The good news is that an increasing number of people are becoming more conscious consumers across a range of industries from food to transportation. This is an easy inroads for the tourism industry. If the likes of H&M and Sephora sound too complicated, tap into mainstream brands that are already top of mind for eco-aware millennials — brands like Lush and Tesla.
- Educational institutions and study abroad programs - My partner teaches at an international school for third-culture kids. These are kids from well-traveled, highly affluent families. Nearly every international school like his takes a week out of the school year for students to travel as a class, sometimes domestically but often internationally. Nowhere in this process — from planning to on-the-ground tours — is there any conversation about responsible travel practices. Talk about a huge, untapped, and highly influential population that could spread the seeds of sustainability.

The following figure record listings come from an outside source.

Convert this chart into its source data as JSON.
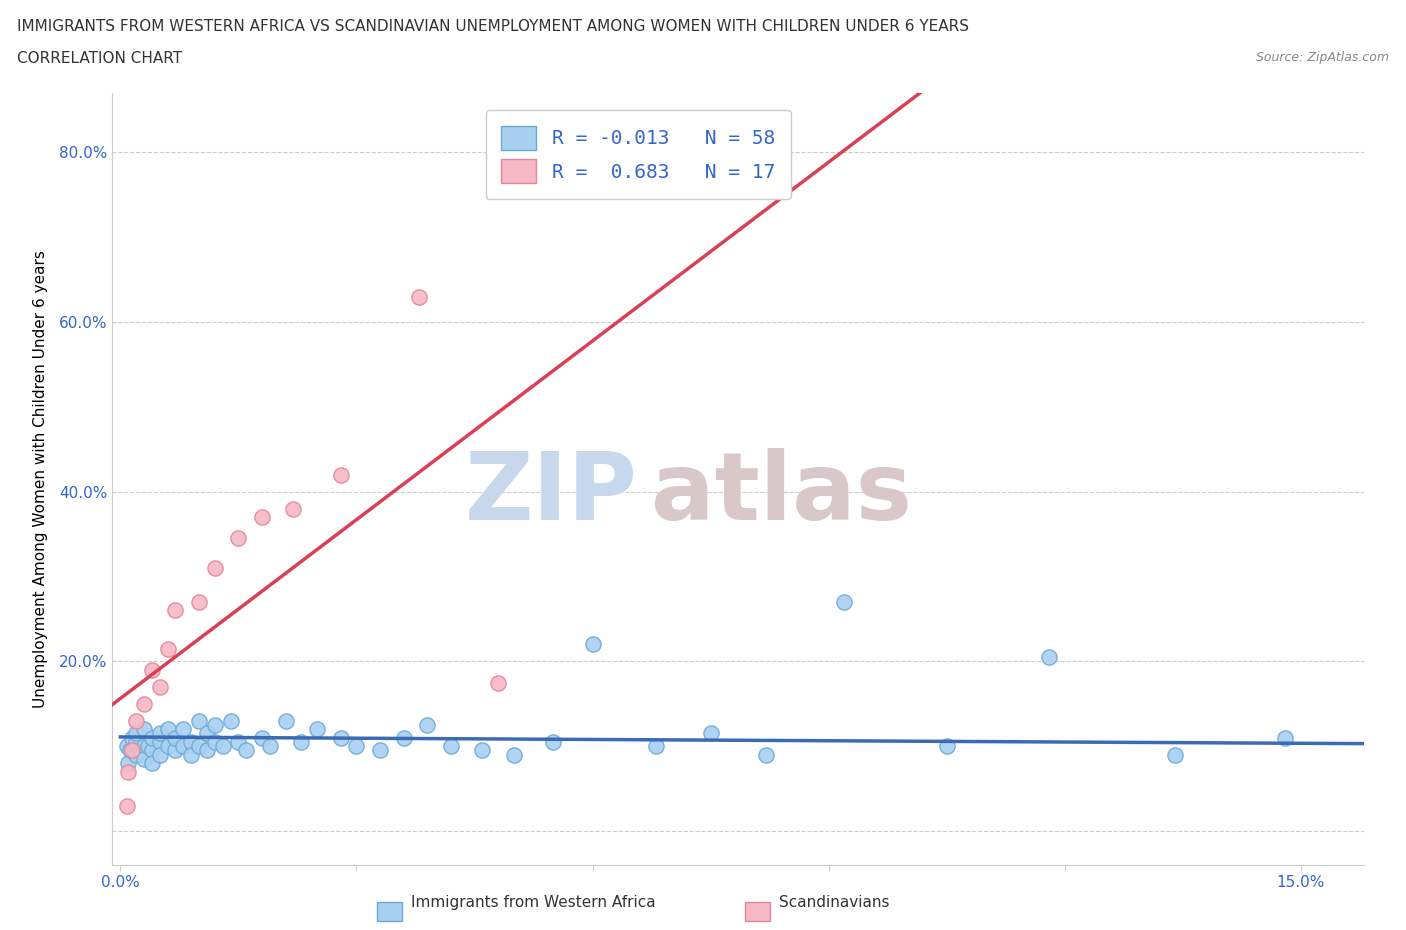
{
  "title_line1": "IMMIGRANTS FROM WESTERN AFRICA VS SCANDINAVIAN UNEMPLOYMENT AMONG WOMEN WITH CHILDREN UNDER 6 YEARS",
  "title_line2": "CORRELATION CHART",
  "source_text": "Source: ZipAtlas.com",
  "ylabel": "Unemployment Among Women with Children Under 6 years",
  "xlim": [
    -0.001,
    0.158
  ],
  "ylim": [
    -0.04,
    0.87
  ],
  "blue_color": "#A8D0F0",
  "pink_color": "#F5B8C4",
  "blue_edge": "#6BAAD8",
  "pink_edge": "#E8849A",
  "trendline_blue_color": "#3B6BB5",
  "trendline_pink_color": "#D94055",
  "trendline_dashed_color": "#CCAAAA",
  "legend_label_blue": "Immigrants from Western Africa",
  "legend_label_pink": "Scandinavians",
  "R_blue": -0.013,
  "N_blue": 58,
  "R_pink": 0.683,
  "N_pink": 17,
  "blue_x": [
    0.0008,
    0.001,
    0.0012,
    0.0015,
    0.002,
    0.002,
    0.002,
    0.003,
    0.003,
    0.003,
    0.0035,
    0.004,
    0.004,
    0.004,
    0.005,
    0.005,
    0.005,
    0.006,
    0.006,
    0.007,
    0.007,
    0.008,
    0.008,
    0.009,
    0.009,
    0.01,
    0.01,
    0.011,
    0.011,
    0.012,
    0.012,
    0.013,
    0.014,
    0.015,
    0.016,
    0.018,
    0.019,
    0.021,
    0.023,
    0.025,
    0.028,
    0.03,
    0.033,
    0.036,
    0.039,
    0.042,
    0.046,
    0.05,
    0.055,
    0.06,
    0.068,
    0.075,
    0.082,
    0.092,
    0.105,
    0.118,
    0.134,
    0.148
  ],
  "blue_y": [
    0.1,
    0.08,
    0.095,
    0.11,
    0.105,
    0.09,
    0.115,
    0.1,
    0.12,
    0.085,
    0.1,
    0.095,
    0.11,
    0.08,
    0.105,
    0.09,
    0.115,
    0.1,
    0.12,
    0.095,
    0.11,
    0.1,
    0.12,
    0.105,
    0.09,
    0.1,
    0.13,
    0.095,
    0.115,
    0.105,
    0.125,
    0.1,
    0.13,
    0.105,
    0.095,
    0.11,
    0.1,
    0.13,
    0.105,
    0.12,
    0.11,
    0.1,
    0.095,
    0.11,
    0.125,
    0.1,
    0.095,
    0.09,
    0.105,
    0.22,
    0.1,
    0.115,
    0.09,
    0.27,
    0.1,
    0.205,
    0.09,
    0.11
  ],
  "pink_x": [
    0.0008,
    0.001,
    0.0015,
    0.002,
    0.003,
    0.004,
    0.005,
    0.006,
    0.007,
    0.01,
    0.012,
    0.015,
    0.018,
    0.022,
    0.028,
    0.038,
    0.048
  ],
  "pink_y": [
    0.03,
    0.07,
    0.095,
    0.13,
    0.15,
    0.19,
    0.17,
    0.215,
    0.26,
    0.27,
    0.31,
    0.345,
    0.37,
    0.38,
    0.42,
    0.63,
    0.175
  ],
  "background_color": "#FFFFFF",
  "grid_color": "#CCCCCC",
  "watermark_text1": "ZIP",
  "watermark_text2": "atlas",
  "watermark_color1": "#C8D8EC",
  "watermark_color2": "#D8C8C8"
}
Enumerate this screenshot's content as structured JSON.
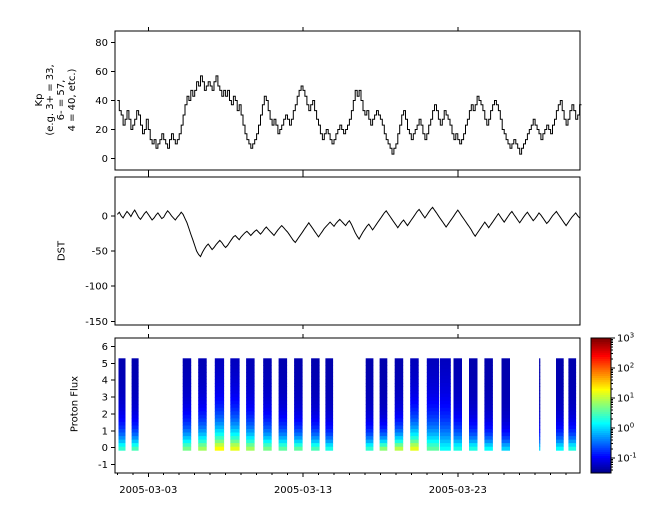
{
  "figure": {
    "bg": "#ffffff",
    "frame_color": "#000000",
    "line_color": "#000000"
  },
  "x_axis": {
    "start_day_offset": -0.15,
    "end_day_offset": 29.9,
    "ticks": [
      {
        "day": 2,
        "label": "2005-03-03"
      },
      {
        "day": 12,
        "label": "2005-03-13"
      },
      {
        "day": 22,
        "label": "2005-03-23"
      }
    ]
  },
  "chart_data": [
    {
      "type": "line",
      "subtype": "step",
      "name": "Kp index",
      "ylabel_lines": [
        "Kp",
        "(e.g. 3+ = 33,",
        "6- = 57,",
        "4 = 40, etc.)"
      ],
      "ylim": [
        -8,
        88
      ],
      "yticks": [
        80,
        60,
        40,
        20,
        0
      ],
      "points_per_day": 8,
      "values": [
        40,
        33,
        30,
        23,
        27,
        33,
        27,
        20,
        23,
        27,
        33,
        30,
        23,
        17,
        20,
        27,
        20,
        13,
        10,
        13,
        7,
        10,
        13,
        17,
        13,
        10,
        7,
        13,
        17,
        13,
        10,
        13,
        17,
        23,
        30,
        37,
        43,
        40,
        47,
        43,
        47,
        53,
        50,
        57,
        53,
        47,
        50,
        53,
        50,
        47,
        53,
        57,
        50,
        47,
        43,
        47,
        43,
        47,
        40,
        37,
        43,
        40,
        33,
        37,
        30,
        23,
        17,
        13,
        10,
        7,
        10,
        13,
        17,
        23,
        30,
        37,
        43,
        40,
        33,
        27,
        23,
        27,
        23,
        17,
        20,
        23,
        27,
        30,
        27,
        23,
        27,
        33,
        37,
        43,
        47,
        50,
        47,
        43,
        37,
        33,
        37,
        40,
        33,
        27,
        23,
        17,
        13,
        17,
        20,
        17,
        13,
        10,
        13,
        17,
        20,
        23,
        20,
        17,
        20,
        23,
        27,
        33,
        40,
        47,
        43,
        47,
        40,
        33,
        30,
        33,
        27,
        23,
        27,
        30,
        33,
        30,
        27,
        23,
        17,
        13,
        10,
        7,
        3,
        7,
        10,
        17,
        23,
        30,
        33,
        27,
        20,
        17,
        13,
        17,
        20,
        23,
        27,
        23,
        17,
        13,
        17,
        23,
        27,
        33,
        37,
        33,
        27,
        23,
        27,
        33,
        30,
        27,
        23,
        17,
        13,
        17,
        13,
        10,
        13,
        17,
        23,
        27,
        33,
        37,
        33,
        37,
        43,
        40,
        37,
        33,
        27,
        23,
        27,
        33,
        37,
        40,
        37,
        33,
        27,
        20,
        17,
        13,
        10,
        7,
        10,
        13,
        10,
        7,
        3,
        7,
        10,
        13,
        17,
        20,
        23,
        27,
        23,
        20,
        17,
        13,
        17,
        20,
        23,
        20,
        17,
        23,
        27,
        33,
        37,
        40,
        33,
        27,
        23,
        27,
        33,
        37,
        33,
        27,
        30,
        37
      ]
    },
    {
      "type": "line",
      "name": "DST",
      "ylabel": "DST",
      "ylim": [
        -155,
        55
      ],
      "yticks": [
        0,
        -50,
        -100,
        -150
      ],
      "points_per_day": 8,
      "values": [
        2,
        5,
        0,
        -3,
        2,
        6,
        3,
        -1,
        4,
        8,
        3,
        -2,
        -5,
        -1,
        3,
        6,
        2,
        -2,
        -6,
        -3,
        1,
        4,
        0,
        -4,
        -2,
        3,
        7,
        4,
        0,
        -3,
        -6,
        -2,
        1,
        5,
        2,
        -4,
        -10,
        -18,
        -26,
        -34,
        -42,
        -50,
        -55,
        -58,
        -52,
        -47,
        -43,
        -40,
        -44,
        -48,
        -45,
        -41,
        -38,
        -35,
        -38,
        -42,
        -45,
        -42,
        -38,
        -34,
        -30,
        -28,
        -31,
        -34,
        -30,
        -27,
        -24,
        -22,
        -25,
        -28,
        -25,
        -22,
        -20,
        -23,
        -26,
        -23,
        -19,
        -16,
        -19,
        -22,
        -25,
        -28,
        -24,
        -20,
        -17,
        -14,
        -17,
        -20,
        -23,
        -27,
        -31,
        -35,
        -38,
        -34,
        -30,
        -26,
        -22,
        -18,
        -14,
        -10,
        -14,
        -18,
        -22,
        -26,
        -30,
        -26,
        -22,
        -18,
        -15,
        -12,
        -9,
        -12,
        -15,
        -11,
        -8,
        -5,
        -8,
        -11,
        -14,
        -10,
        -7,
        -12,
        -18,
        -24,
        -29,
        -33,
        -28,
        -23,
        -19,
        -15,
        -12,
        -16,
        -20,
        -16,
        -12,
        -8,
        -4,
        0,
        4,
        7,
        3,
        -1,
        -5,
        -9,
        -13,
        -17,
        -13,
        -9,
        -6,
        -10,
        -14,
        -10,
        -6,
        -2,
        2,
        6,
        9,
        5,
        1,
        -3,
        1,
        5,
        9,
        12,
        8,
        4,
        0,
        -4,
        -8,
        -12,
        -16,
        -12,
        -8,
        -4,
        0,
        4,
        8,
        4,
        0,
        -4,
        -8,
        -12,
        -16,
        -20,
        -25,
        -29,
        -25,
        -21,
        -17,
        -13,
        -9,
        -13,
        -17,
        -13,
        -9,
        -5,
        -1,
        3,
        -1,
        -5,
        -9,
        -5,
        -1,
        3,
        6,
        2,
        -2,
        -6,
        -10,
        -6,
        -2,
        2,
        5,
        1,
        -3,
        -7,
        -4,
        0,
        4,
        1,
        -3,
        -7,
        -11,
        -8,
        -4,
        0,
        3,
        6,
        2,
        -2,
        -6,
        -10,
        -14,
        -10,
        -6,
        -2,
        1,
        4,
        0,
        -3
      ]
    },
    {
      "type": "heatmap",
      "name": "Proton Flux spectrogram",
      "ylabel": "Proton Flux",
      "ylim": [
        -1.5,
        6.5
      ],
      "yticks": [
        6,
        5,
        4,
        3,
        2,
        1,
        0,
        -1
      ],
      "bar_y_bottom": -0.15,
      "bar_y_top": 5.3,
      "log_flux_min": -1.5,
      "log_flux_max": 3,
      "background_log_flux": -1.3,
      "columns": [
        {
          "day": 0.3,
          "w": 0.45,
          "f0": 0.4,
          "h": 1.1
        },
        {
          "day": 1.15,
          "w": 0.45,
          "f0": 0.5,
          "h": 1.0
        },
        {
          "day": 4.5,
          "w": 0.55,
          "f0": 0.7,
          "h": 1.2
        },
        {
          "day": 5.5,
          "w": 0.55,
          "f0": 0.9,
          "h": 1.3
        },
        {
          "day": 6.6,
          "w": 0.6,
          "f0": 1.3,
          "h": 1.5
        },
        {
          "day": 7.6,
          "w": 0.6,
          "f0": 1.2,
          "h": 1.5
        },
        {
          "day": 8.6,
          "w": 0.55,
          "f0": 0.9,
          "h": 1.3
        },
        {
          "day": 9.7,
          "w": 0.55,
          "f0": 0.7,
          "h": 1.2
        },
        {
          "day": 10.7,
          "w": 0.55,
          "f0": 0.6,
          "h": 1.1
        },
        {
          "day": 11.7,
          "w": 0.55,
          "f0": 0.6,
          "h": 1.0
        },
        {
          "day": 12.8,
          "w": 0.55,
          "f0": 0.5,
          "h": 1.0
        },
        {
          "day": 13.7,
          "w": 0.5,
          "f0": 0.3,
          "h": 0.9
        },
        {
          "day": 16.3,
          "w": 0.5,
          "f0": 0.4,
          "h": 0.9
        },
        {
          "day": 17.2,
          "w": 0.5,
          "f0": 0.8,
          "h": 0.8
        },
        {
          "day": 18.2,
          "w": 0.55,
          "f0": 1.0,
          "h": 1.0
        },
        {
          "day": 19.2,
          "w": 0.55,
          "f0": 1.2,
          "h": 1.4
        },
        {
          "day": 20.4,
          "w": 0.8,
          "f0": 0.6,
          "h": 1.6
        },
        {
          "day": 21.2,
          "w": 0.7,
          "f0": 0.2,
          "h": 1.8
        },
        {
          "day": 22.0,
          "w": 0.55,
          "f0": 0.3,
          "h": 1.2
        },
        {
          "day": 23.0,
          "w": 0.55,
          "f0": 0.3,
          "h": 1.0
        },
        {
          "day": 24.0,
          "w": 0.55,
          "f0": 0.2,
          "h": 0.9
        },
        {
          "day": 25.1,
          "w": 0.55,
          "f0": 0.0,
          "h": 0.8
        },
        {
          "day": 27.3,
          "w": 0.08,
          "f0": 0.0,
          "h": 0.8
        },
        {
          "day": 28.6,
          "w": 0.5,
          "f0": 0.2,
          "h": 0.9
        },
        {
          "day": 29.4,
          "w": 0.5,
          "f0": 0.3,
          "h": 0.9
        }
      ],
      "colorbar": {
        "tick_exponents": [
          3,
          2,
          1,
          0,
          -1
        ],
        "colormap": "jet"
      }
    }
  ]
}
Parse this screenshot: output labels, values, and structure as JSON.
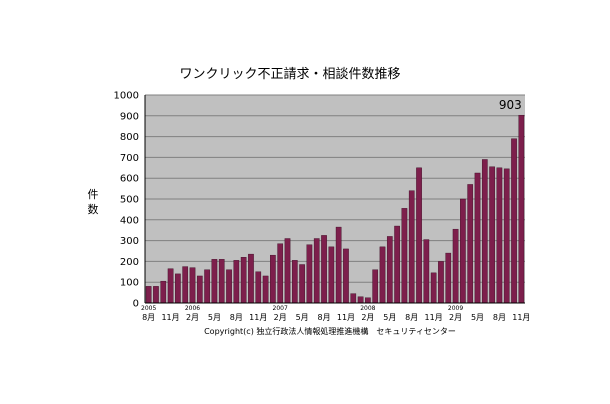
{
  "chart_data": {
    "type": "bar",
    "title": "ワンクリック不正請求・相談件数推移",
    "ylabel": "件数",
    "xlabel": "",
    "ylim": [
      0,
      1000
    ],
    "yticks": [
      0,
      100,
      200,
      300,
      400,
      500,
      600,
      700,
      800,
      900,
      1000
    ],
    "grid": true,
    "legend": "none",
    "colors": {
      "bar": "#7d1f4c",
      "plot_bg": "#c0c0c0",
      "grid": "#808080",
      "axis": "#000000"
    },
    "categories": [
      "2005-08",
      "2005-09",
      "2005-10",
      "2005-11",
      "2005-12",
      "2006-01",
      "2006-02",
      "2006-03",
      "2006-04",
      "2006-05",
      "2006-06",
      "2006-07",
      "2006-08",
      "2006-09",
      "2006-10",
      "2006-11",
      "2006-12",
      "2007-01",
      "2007-02",
      "2007-03",
      "2007-04",
      "2007-05",
      "2007-06",
      "2007-07",
      "2007-08",
      "2007-09",
      "2007-10",
      "2007-11",
      "2007-12",
      "2008-01",
      "2008-02",
      "2008-03",
      "2008-04",
      "2008-05",
      "2008-06",
      "2008-07",
      "2008-08",
      "2008-09",
      "2008-10",
      "2008-11",
      "2008-12",
      "2009-01",
      "2009-02",
      "2009-03",
      "2009-04",
      "2009-05",
      "2009-06",
      "2009-07",
      "2009-08",
      "2009-09",
      "2009-10",
      "2009-11"
    ],
    "values": [
      80,
      80,
      105,
      165,
      140,
      175,
      170,
      130,
      160,
      210,
      210,
      160,
      205,
      220,
      235,
      150,
      130,
      230,
      285,
      310,
      205,
      185,
      280,
      310,
      325,
      270,
      365,
      260,
      45,
      30,
      25,
      160,
      270,
      320,
      370,
      455,
      540,
      650,
      305,
      145,
      200,
      240,
      355,
      500,
      570,
      625,
      690,
      655,
      650,
      645,
      790,
      903
    ],
    "tick_labels": [
      {
        "index": 0,
        "month": "8月",
        "year": "2005"
      },
      {
        "index": 3,
        "month": "11月"
      },
      {
        "index": 6,
        "month": "2月",
        "year": "2006"
      },
      {
        "index": 9,
        "month": "5月"
      },
      {
        "index": 12,
        "month": "8月"
      },
      {
        "index": 15,
        "month": "11月"
      },
      {
        "index": 18,
        "month": "2月",
        "year": "2007"
      },
      {
        "index": 21,
        "month": "5月"
      },
      {
        "index": 24,
        "month": "8月"
      },
      {
        "index": 27,
        "month": "11月"
      },
      {
        "index": 30,
        "month": "2月",
        "year": "2008"
      },
      {
        "index": 33,
        "month": "5月"
      },
      {
        "index": 36,
        "month": "8月"
      },
      {
        "index": 39,
        "month": "11月"
      },
      {
        "index": 42,
        "month": "2月",
        "year": "2009"
      },
      {
        "index": 45,
        "month": "5月"
      },
      {
        "index": 48,
        "month": "8月"
      },
      {
        "index": 51,
        "month": "11月"
      }
    ],
    "annotations": [
      {
        "index": 51,
        "text": "903"
      }
    ],
    "copyright": "Copyright(c) 独立行政法人情報処理推進機構　セキュリティセンター"
  }
}
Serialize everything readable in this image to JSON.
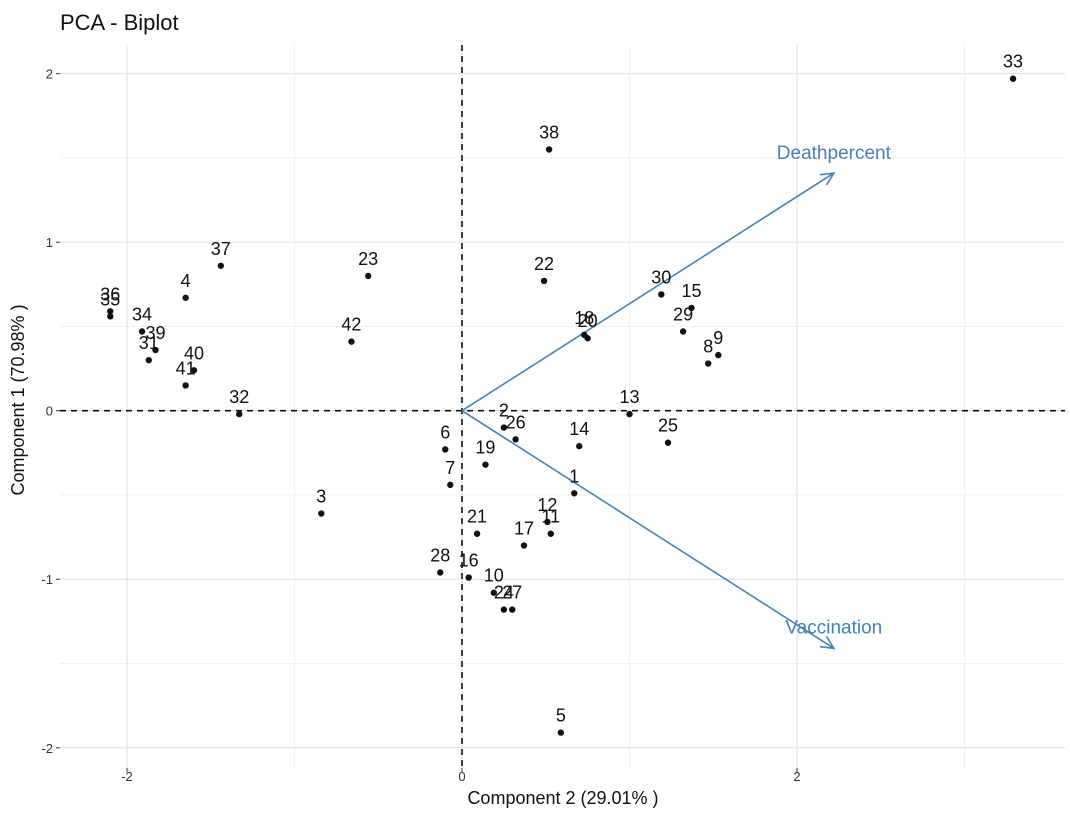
{
  "chart_data": {
    "type": "scatter",
    "title": "PCA - Biplot",
    "xlabel": "Component 2 (29.01% )",
    "ylabel": "Component 1 (70.98% )",
    "xlim": [
      -2.4,
      3.6
    ],
    "ylim": [
      -2.12,
      2.17
    ],
    "xticks": [
      -2,
      0,
      2
    ],
    "yticks": [
      -2,
      -1,
      0,
      1,
      2
    ],
    "grid": true,
    "reference_lines": {
      "x": 0,
      "y": 0,
      "style": "dashed"
    },
    "arrow_color": "#4682b4",
    "point_color": "#111111",
    "points": [
      {
        "label": "1",
        "x": 0.67,
        "y": -0.49
      },
      {
        "label": "2",
        "x": 0.25,
        "y": -0.1
      },
      {
        "label": "3",
        "x": -0.84,
        "y": -0.61
      },
      {
        "label": "4",
        "x": -1.65,
        "y": 0.67
      },
      {
        "label": "5",
        "x": 0.59,
        "y": -1.91
      },
      {
        "label": "6",
        "x": -0.1,
        "y": -0.23
      },
      {
        "label": "7",
        "x": -0.07,
        "y": -0.44
      },
      {
        "label": "8",
        "x": 1.47,
        "y": 0.28
      },
      {
        "label": "9",
        "x": 1.53,
        "y": 0.33
      },
      {
        "label": "10",
        "x": 0.19,
        "y": -1.08
      },
      {
        "label": "11",
        "x": 0.53,
        "y": -0.73
      },
      {
        "label": "12",
        "x": 0.51,
        "y": -0.66
      },
      {
        "label": "13",
        "x": 1.0,
        "y": -0.02
      },
      {
        "label": "14",
        "x": 0.7,
        "y": -0.21
      },
      {
        "label": "15",
        "x": 1.37,
        "y": 0.61
      },
      {
        "label": "16",
        "x": 0.04,
        "y": -0.99
      },
      {
        "label": "17",
        "x": 0.37,
        "y": -0.8
      },
      {
        "label": "18",
        "x": 0.73,
        "y": 0.45
      },
      {
        "label": "19",
        "x": 0.14,
        "y": -0.32
      },
      {
        "label": "20",
        "x": 0.75,
        "y": 0.43
      },
      {
        "label": "21",
        "x": 0.09,
        "y": -0.73
      },
      {
        "label": "22",
        "x": 0.49,
        "y": 0.77
      },
      {
        "label": "23",
        "x": -0.56,
        "y": 0.8
      },
      {
        "label": "24",
        "x": 0.25,
        "y": -1.18
      },
      {
        "label": "25",
        "x": 1.23,
        "y": -0.19
      },
      {
        "label": "26",
        "x": 0.32,
        "y": -0.17
      },
      {
        "label": "27",
        "x": 0.3,
        "y": -1.18
      },
      {
        "label": "28",
        "x": -0.13,
        "y": -0.96
      },
      {
        "label": "29",
        "x": 1.32,
        "y": 0.47
      },
      {
        "label": "30",
        "x": 1.19,
        "y": 0.69
      },
      {
        "label": "31",
        "x": -1.87,
        "y": 0.3
      },
      {
        "label": "32",
        "x": -1.33,
        "y": -0.02
      },
      {
        "label": "33",
        "x": 3.29,
        "y": 1.97
      },
      {
        "label": "34",
        "x": -1.91,
        "y": 0.47
      },
      {
        "label": "35",
        "x": -2.1,
        "y": 0.56
      },
      {
        "label": "36",
        "x": -2.1,
        "y": 0.59
      },
      {
        "label": "37",
        "x": -1.44,
        "y": 0.86
      },
      {
        "label": "38",
        "x": 0.52,
        "y": 1.55
      },
      {
        "label": "39",
        "x": -1.83,
        "y": 0.36
      },
      {
        "label": "40",
        "x": -1.6,
        "y": 0.24
      },
      {
        "label": "41",
        "x": -1.65,
        "y": 0.15
      },
      {
        "label": "42",
        "x": -0.66,
        "y": 0.41
      }
    ],
    "arrows": [
      {
        "label": "Deathpercent",
        "x": 2.22,
        "y": 1.41
      },
      {
        "label": "Vaccination",
        "x": 2.22,
        "y": -1.41
      }
    ]
  }
}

Related, university study abroad programs should be driven by responsible travel. These students are actively engaged, likely to travel while abroad, and interested in learning. The tourism industry should be in study abroad offices everywhere with relevant messaging, ideas, products, and services.
- Non-travel related influencers - Some travel influencers have hundreds of thousands of followers. This is great as long as they are actively promoting sustainable travel practices, which, unfortunately, they are not. That’s a challenge for another day, and one that absolutely needs to be addressed.
But what would it look like if the travel industry tapped into casual travelers who were also influencers? What if those influencers could share their journeys of learning about and becoming more responsible travelers with their followers? That is a ripple effect that could have awesome positive impacts throughout and beyond the travel industry.
I believe that those of us working in the tourism industry are passionate and want to make meaningful change in this world, but we must think beyond our silo. These are just a few of the ideas I have running around in my head, and I am eager to hear yours as well.
But, beyond that, the pivotal question remains: What are we going to do about it?